The Second Circuit now faces an identical issue in SRM Global Limited Partnership v. Bear Stearns Companies L.L.C., 14-507 (2d Cir.) (“Bear Stearns“). Just last month, the Second Circuit heard oral argument on whether and how the IndyMac decision should affect opt-out claimants.

Bear Stearns collapsed in March of 2008. Shortly thereafter, an initial class action case was filed and vigorously litigated for several years. The case settled in May of 2012 for $294.9 million. Class members received notice of the settlement, but one hedge fund, SRM Global Master Fund Limited Partnership (“SRM”), exercised its right to opt out of the settlement in August of 2012. SRM filed its own complaint in April, 2013.
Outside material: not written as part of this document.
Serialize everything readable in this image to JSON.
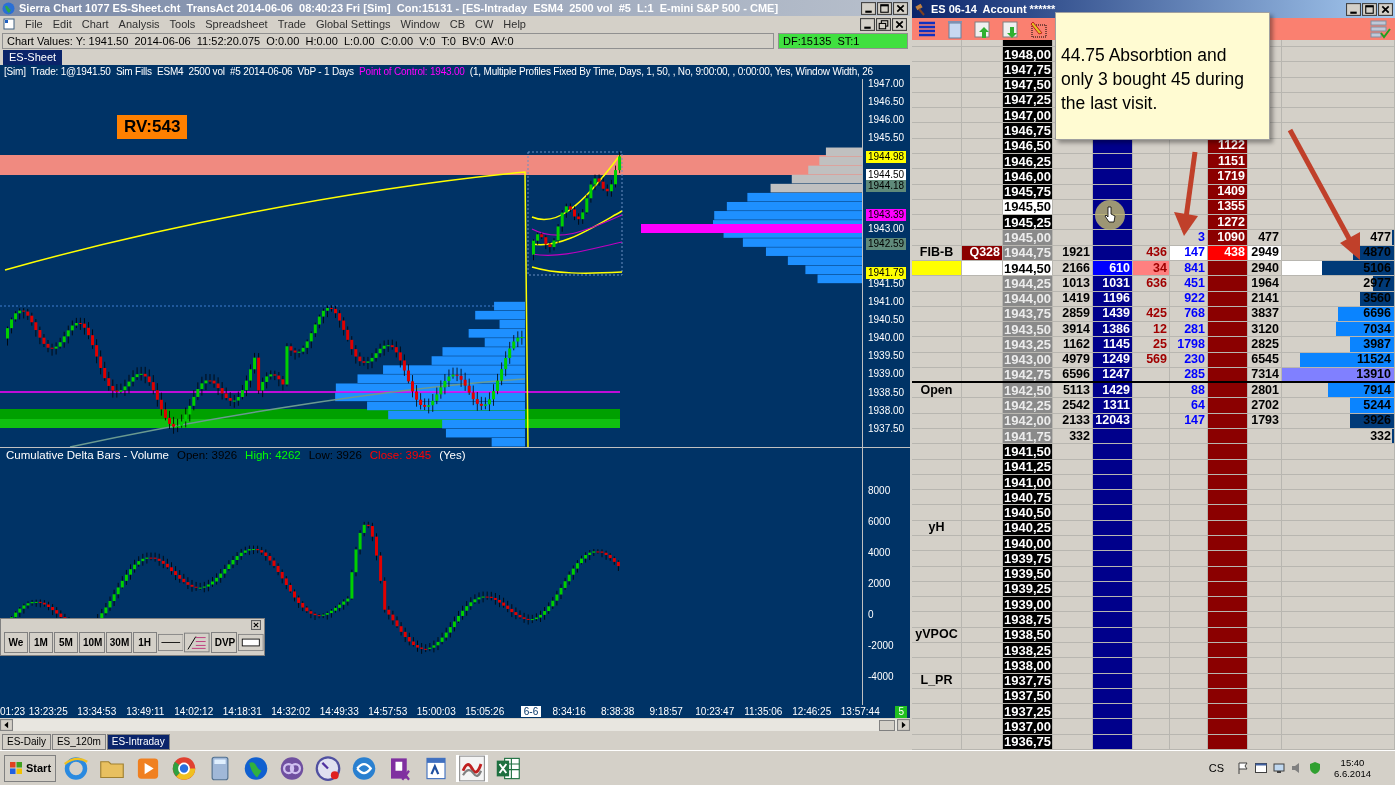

The Bear Stearns defendants filed a motion to dismiss, arguing that SRM’s claims were untimely because they were not filed until April 2013, more than five years after the transactions at issue and the collapse of Bear Stearns. SRM argued that its claims were tolled during the pendency of the initial class action; however, the district court disagreed and held that under IndyMac the statute of repose could not be tolled. SRM appealed to the Second Circuit and oral argument was held August 30, 2015. A decision is expected in the next few months.

Conclusion

As these corollary cases demonstrate, the risks are exceedingly high for investors, who previously could remain safely on the sidelines while a securities class action was being litigated. Most institutional investors have no interest in rushing to court in cases where their interests are already being adequately protected, but IndyMac is now forcing those absentee class members to remain diligent throughout pending litigation to ensure that they properly preserve their right to opt out of pending class actions. In Bear Stearns, the Second Circuit has the chance to narrow the impact of IndyMac, but in the meantime, institutional investors must closely monitor pending class actions, even from the sidelines.